中谷潤人vs.西田凌佑のセミファイナルとして挙行された一戦も非常に見応えのある戦いになった。WBCランキングでバンタム級1位まで上がってきた那須川天心(帝拳)はビクトル・サンティリャン(ドミニカ共和国)との10回戦に3-0(99-91×2, 100-90)判定勝ち。“ボクシング界の風雲児”には常に賛否両論の声が飛び交うが、プロボクサーとしての成長過程を見守ってきたリングマガジンの英国人ライター、トム・グレイ氏は今戦の出来に感銘を受けたようだ。【NumberWebレポート全3回の3回目/第1回から続く】(以下、グレイ記者の一人語り)

 サンティリャン戦でのテンシンには、私は100点満点中90点を与えたい。前戦で判定勝ちした元WBO世界バンタム級王者ジェイソン・マロニー(豪州)の方がサンティリャンより優れたボクサーだったから、キャリアベストの勝利だったとは思わない。しかし、内容的には非常に上質だった。

 序盤から冷静に試合を進め、ディフェンスにも長けていた。
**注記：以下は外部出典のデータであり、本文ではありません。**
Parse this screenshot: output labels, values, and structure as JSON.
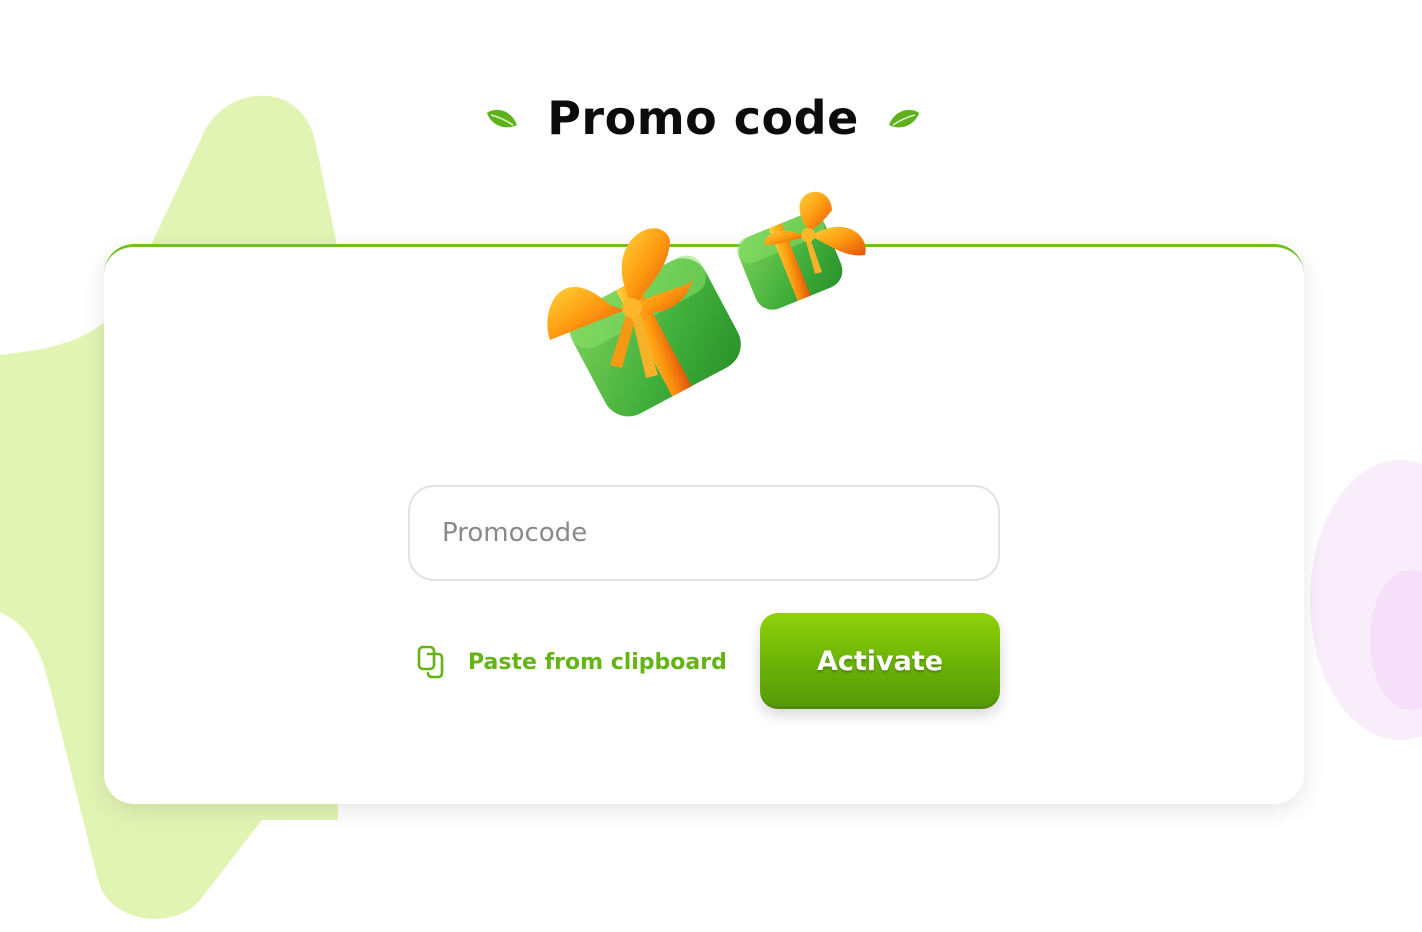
{
  "page": {
    "title": "Promo code"
  },
  "form": {
    "input_placeholder": "Promocode",
    "input_value": "",
    "paste_label": "Paste from clipboard",
    "activate_label": "Activate"
  },
  "icons": {
    "left_leaf": "leaf-icon",
    "right_leaf": "leaf-icon",
    "paste": "clipboard-icon",
    "illustration": "gift-boxes-illustration"
  },
  "colors": {
    "accent": "#64b514",
    "button_top": "#8fd10a",
    "button_bottom": "#56980a",
    "blob": "#e2f4b4",
    "title": "#0c0c0c",
    "placeholder": "#8a8a8a"
  }
}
膝を曲げ、攻撃前にはしっかりと頭を動かし、パンチを出した後にも頭を振っていた。以前のテンシンは時に攻撃的になりすぎ、不必要に打ちに出るシーンが散見したが、ここではそういった悪癖が消えていた。パフォーマンスは非常に洗練されていたと思うし、特に印象的だったのは最後の2ラウンドだ。